Monday, January 23, 2012
A Really Bad Day... And I'm OK.
Today was the kind of day that as soon as I start recounting all the bad crap that went on it, I get tired of typing - - partly because there was so much crap, and partly because now that the day is over, it just sounds like whining to me. And I hate whining. In all forms.
But it was a really crappy day. Bratty kids, sick kids, fussy kids, bitchy me, pms-y, psychotic, "feel-like-my-head's-going-to-pop-off" me. Last-minute doctor's visit, double ear infection, older kids' playdate cancelled, speeding home to retrieve children, waiting around to get other daughter off bus, back to pharmacy to get antibiotics, loooong wait for medicine, insurance card issues, kids still need dinner, more whining children, kids fighting after going to bed... UGH!!!

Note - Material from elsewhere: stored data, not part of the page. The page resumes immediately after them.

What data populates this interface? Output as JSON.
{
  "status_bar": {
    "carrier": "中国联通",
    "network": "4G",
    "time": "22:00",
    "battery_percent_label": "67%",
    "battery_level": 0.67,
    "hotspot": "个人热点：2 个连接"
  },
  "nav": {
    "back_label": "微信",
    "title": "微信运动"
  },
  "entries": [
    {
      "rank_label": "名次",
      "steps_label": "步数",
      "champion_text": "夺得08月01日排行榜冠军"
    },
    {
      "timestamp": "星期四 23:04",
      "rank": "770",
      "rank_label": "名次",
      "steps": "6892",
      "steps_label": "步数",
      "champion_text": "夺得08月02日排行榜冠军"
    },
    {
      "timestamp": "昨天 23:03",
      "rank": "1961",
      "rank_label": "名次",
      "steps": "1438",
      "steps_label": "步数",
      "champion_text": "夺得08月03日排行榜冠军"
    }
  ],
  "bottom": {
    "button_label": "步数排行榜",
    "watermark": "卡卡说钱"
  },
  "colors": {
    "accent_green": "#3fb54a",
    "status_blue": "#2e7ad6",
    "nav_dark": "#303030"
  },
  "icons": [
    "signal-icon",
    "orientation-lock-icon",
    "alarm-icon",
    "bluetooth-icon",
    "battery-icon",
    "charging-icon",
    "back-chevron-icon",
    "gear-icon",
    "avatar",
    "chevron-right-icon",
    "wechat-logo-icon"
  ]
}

Long story short. I made it. Several times today I almost posted on facebook how bad my day was, but I couldn't bring myself to do it. It's not even that I didn't want to whine. I just didn't want to seem like I was whining. How sad is that?? But whatever - - I still made it! I managed not to blow a gasket. I managed not to scream (anymore, after the morning) at the children. I managed not to burst into tears at the pressure of doing everything required of me today. And it was just when I phrased it that way in my head - - "all the pressure of what's required of me!!" - - that I no longer felt the need to whine.
It seemed like one of those First World Problems you hear about.
I prayed for strength - and got it, apparently. Thanks, God. I know it was you who got me through today.